While conversations in the California legislature are a critical step for initiating the processes to keep Diablo Canyon open, there are a lot of logistical procedures and staffing needs which would need to be addressed to keep the plant open.
“It’s hard to assess the odds that the plant will be extended, especially for the full 10 years. A year ago I put the odds at about 5 percent or so. Now I put the odds at about 25 percent to 35 percent,” Victor told CNBC.
“The new proposal, along with federal incentives, will help a lot. But people seem to forget that there’s a whole lot of machinery that needs to happen to keep a plant open. An extension needs to be filed with a Nuclear Regulatory Commission. Crucially, workers are needed and until now pretty much all the workers were focused on getting different jobs and the utility was helping them find those jobs,” Victor said.
“You can imagine solving all these problems individually but doing it all at once on a tight schedule will be challenging,” he said.
If Diablo were to get try to get its operating license extended, the state of California would loan the utility operating the plant, PG&E, as much as $1.4 billion to help with the costs associated with relicensing, according to the memo from the governor’s office. Also, PG&E could apply to get federal money from the U.S. Department of Energy’s $6 billion program passed as part of Bipartisan Infrastructure Law which was intended to preserve the existing U.S. fleet of nuclear power reactors. “The proposed language provides a pathway for relicensing at the U.S Nuclear Regulatory Commission so that PG&E may apply for this funding,” the memo from the governor’s office says.
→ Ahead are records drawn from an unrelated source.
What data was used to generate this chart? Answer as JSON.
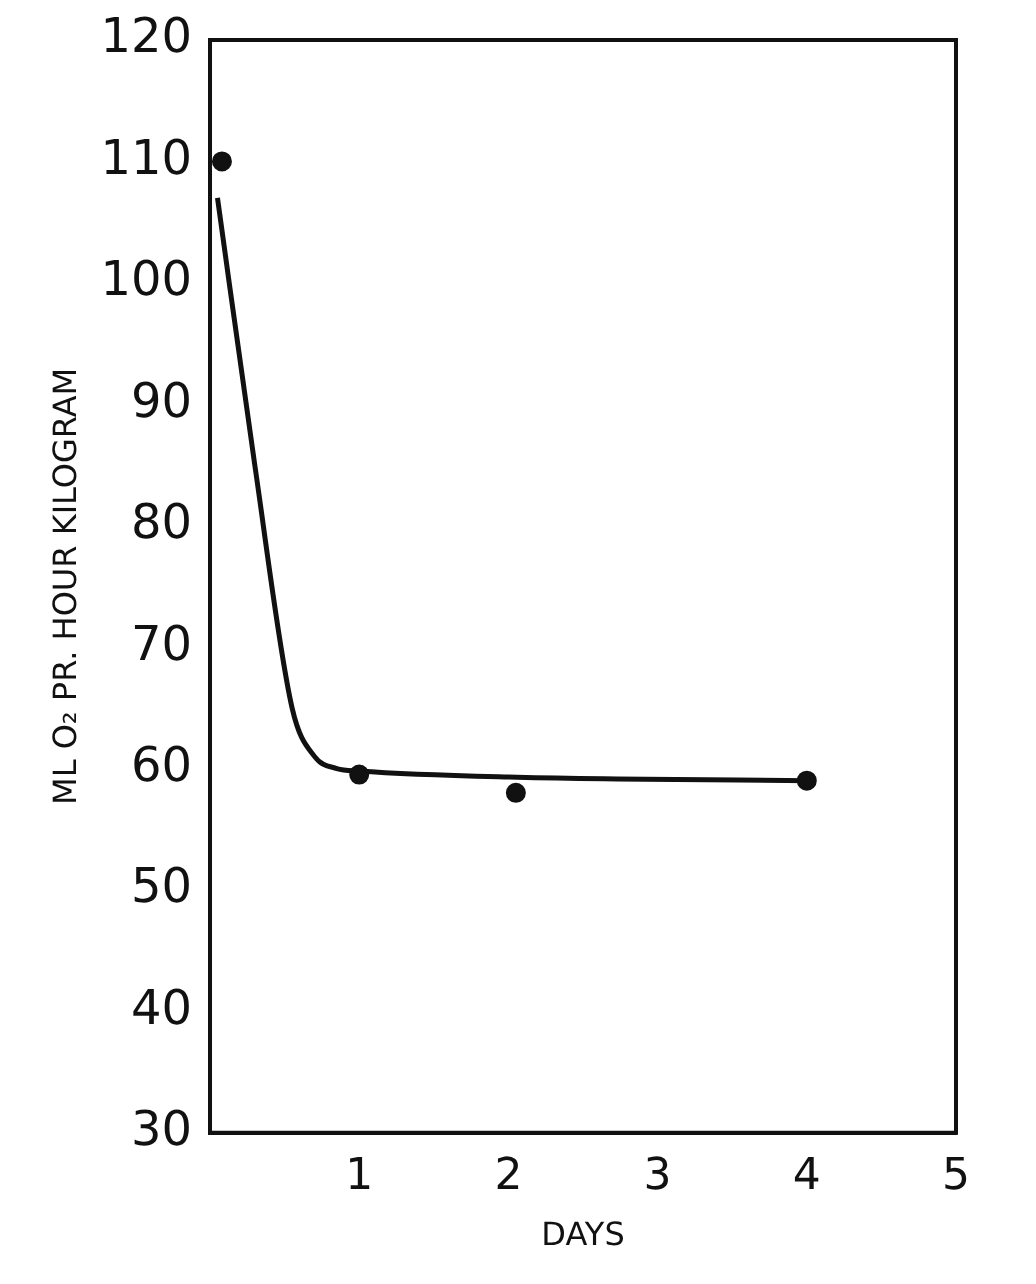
{
  "chart_data": {
    "type": "scatter",
    "xlabel": "DAYS",
    "ylabel": "ML O₂ PR. HOUR KILOGRAM",
    "xlim": [
      0,
      5
    ],
    "xticks": [
      1,
      2,
      3,
      4,
      5
    ],
    "ylim": [
      30,
      120
    ],
    "yticks": [
      30,
      40,
      50,
      60,
      70,
      80,
      90,
      100,
      110,
      120
    ],
    "grid": false,
    "legend": false,
    "marker": "circle",
    "series": [
      {
        "color": "#111111",
        "x": [
          0.08,
          1,
          2.05,
          4
        ],
        "values": [
          110,
          59.5,
          58,
          59
        ]
      },
      {
        "type": "line",
        "color": "#111111",
        "marker": "none",
        "x": [
          0.05,
          0.3,
          0.55,
          0.7,
          0.85,
          1,
          2,
          4
        ],
        "values": [
          107,
          85,
          65,
          61,
          60,
          59.8,
          59.3,
          59
        ]
      }
    ]
  }
}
On July 28, PG&E announced its second quarter financials. And in the discussion of the utility company’s financial results, the CEO, Patricia K. Poppe, addressed Diablo Canyon’s future.
“Earlier this year, Governor Newsom reached out to ask us to evaluate keeping Diablo Canyon open beyond its scheduled retirement in 2024 and 2025 to support the capacity and reliability of the state’s electric supply system,” Poppe said. “We’re exploring the possibility of keeping this plant open for California’s benefit. It is not an easy option and it will require much coordination between the state, multiple regulatory bodies and PG&E as well as many others impacted by the outcome of this decision.”
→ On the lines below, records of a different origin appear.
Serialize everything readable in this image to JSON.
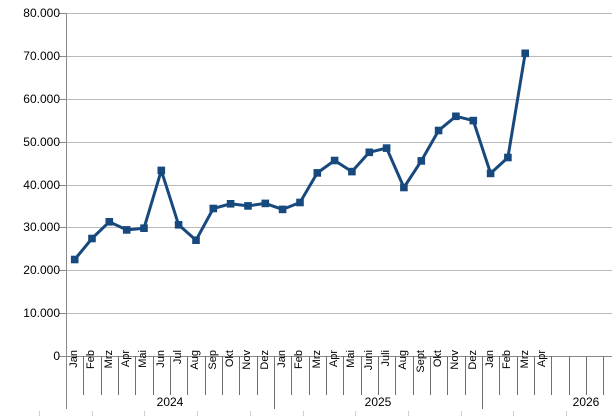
{
  "chart_data": {
    "type": "line",
    "title": "",
    "subtitle": "",
    "legend": false,
    "grid": true,
    "y_axis": {
      "min": 0,
      "max": 80000,
      "step": 10000,
      "tick_labels_top_down": [
        "80.000",
        "70.000",
        "60.000",
        "50.000",
        "40.000",
        "30.000",
        "20.000",
        "10.000",
        "0"
      ]
    },
    "x_axis": {
      "year_groups": [
        {
          "label": "2024",
          "months": [
            "Jan",
            "Feb",
            "Mrz",
            "Apr",
            "Mai",
            "Jun",
            "Jul",
            "Aug",
            "Sep",
            "Okt",
            "Nov",
            "Dez"
          ]
        },
        {
          "label": "2025",
          "months": [
            "Jan",
            "Feb",
            "Mrz",
            "Apr",
            "Mai",
            "Juni",
            "Juli",
            "Aug",
            "Sept",
            "Okt",
            "Nov",
            "Dez"
          ]
        },
        {
          "label": "2026",
          "months": [
            "Jan",
            "Feb",
            "Mrz",
            "Apr",
            "",
            "",
            "",
            "",
            "",
            "",
            "",
            ""
          ]
        }
      ]
    },
    "series": [
      {
        "name": "series-1",
        "color": "#17497E",
        "marker": "square",
        "values": [
          22500,
          27400,
          31300,
          29400,
          29800,
          43300,
          30600,
          27000,
          34400,
          35500,
          35000,
          35600,
          34200,
          35800,
          42700,
          45600,
          43000,
          47500,
          48500,
          39300,
          45500,
          52600,
          55900,
          54900,
          42600,
          46300,
          70600,
          null,
          null,
          null,
          null,
          null,
          null,
          null,
          null,
          null
        ]
      }
    ]
  },
  "colors": {
    "line": "#17497E",
    "gridline": "#B9B9B9",
    "axis": "#8A8A8A",
    "separator": "#707070",
    "text": "#000000",
    "background": "#FFFFFF",
    "sheet_border": "#CFCFCF"
  }
}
Poppe said that if Diablo Canyon is to be extended, PG&E needs to know soon because there are a slew of steps it has to take to be able to keep the plant online.
“We’ve got a real sense of urgency in order to transition from being in a decommissioning posture to a life extension posture. So the most important thing to us right now is that we get certainty on the decision-making. We have to secure casks. We have to order fuel. There are some very near-term items,” Poppe said. “The actions that we would need to take if, in fact, we change the posture of the plant.”
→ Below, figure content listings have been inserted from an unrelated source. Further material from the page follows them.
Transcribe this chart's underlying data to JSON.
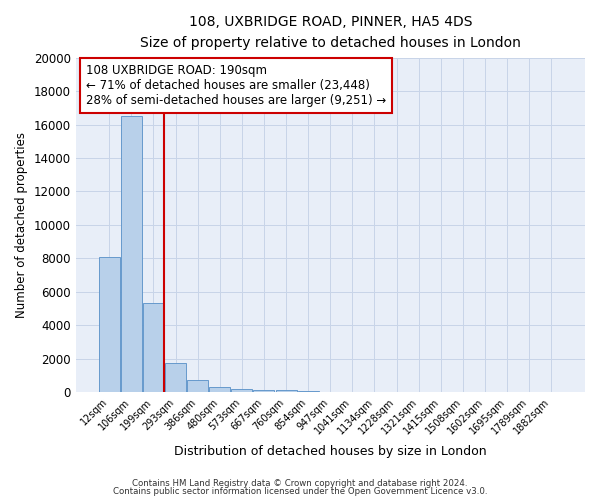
{
  "title_line1": "108, UXBRIDGE ROAD, PINNER, HA5 4DS",
  "title_line2": "Size of property relative to detached houses in London",
  "xlabel": "Distribution of detached houses by size in London",
  "ylabel": "Number of detached properties",
  "bar_labels": [
    "12sqm",
    "106sqm",
    "199sqm",
    "293sqm",
    "386sqm",
    "480sqm",
    "573sqm",
    "667sqm",
    "760sqm",
    "854sqm",
    "947sqm",
    "1041sqm",
    "1134sqm",
    "1228sqm",
    "1321sqm",
    "1415sqm",
    "1508sqm",
    "1602sqm",
    "1695sqm",
    "1789sqm",
    "1882sqm"
  ],
  "bar_values": [
    8100,
    16500,
    5300,
    1750,
    700,
    300,
    200,
    150,
    100,
    80,
    0,
    0,
    0,
    0,
    0,
    0,
    0,
    0,
    0,
    0,
    0
  ],
  "bar_color": "#b8d0ea",
  "bar_edge_color": "#6699cc",
  "vline_color": "#cc0000",
  "vline_pos": 2.5,
  "ylim": [
    0,
    20000
  ],
  "yticks": [
    0,
    2000,
    4000,
    6000,
    8000,
    10000,
    12000,
    14000,
    16000,
    18000,
    20000
  ],
  "annotation_text_line1": "108 UXBRIDGE ROAD: 190sqm",
  "annotation_text_line2": "← 71% of detached houses are smaller (23,448)",
  "annotation_text_line3": "28% of semi-detached houses are larger (9,251) →",
  "footer_line1": "Contains HM Land Registry data © Crown copyright and database right 2024.",
  "footer_line2": "Contains public sector information licensed under the Open Government Licence v3.0.",
  "bg_color": "#ffffff",
  "plot_bg_color": "#e8eef8",
  "grid_color": "#c8d4e8"
}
Reversing course would be a challenge, but Poppe also noted a change in the state’s feelings about nuclear energy. “We like the fact that that plant’s value is being recognized by the state. There seems to be kind of a shift in the attitude about the role that nuclear can play in a GHG-free economy,” Poppe said.
She said PG&E would try to get access to federal funds. “We do think that the DOE funding is a possibility and certainly the state has expressed interest in maximizing that and making sure that Diablo Canyon gets included in the DOE’s program to extend the life of nuclear,” Poppe said. “Again nationally, I think there’s been a real shift in attitude about the value of these baseload nuclear facilities. And so, given that, we’re just going to continue to work through the financials, and that will be second to making sure that the plant is ready and safe and able to operate for the state.”
But the clock is ticking. Legislation has to be passed by the end of August, and then signed into law in September, Poppe said.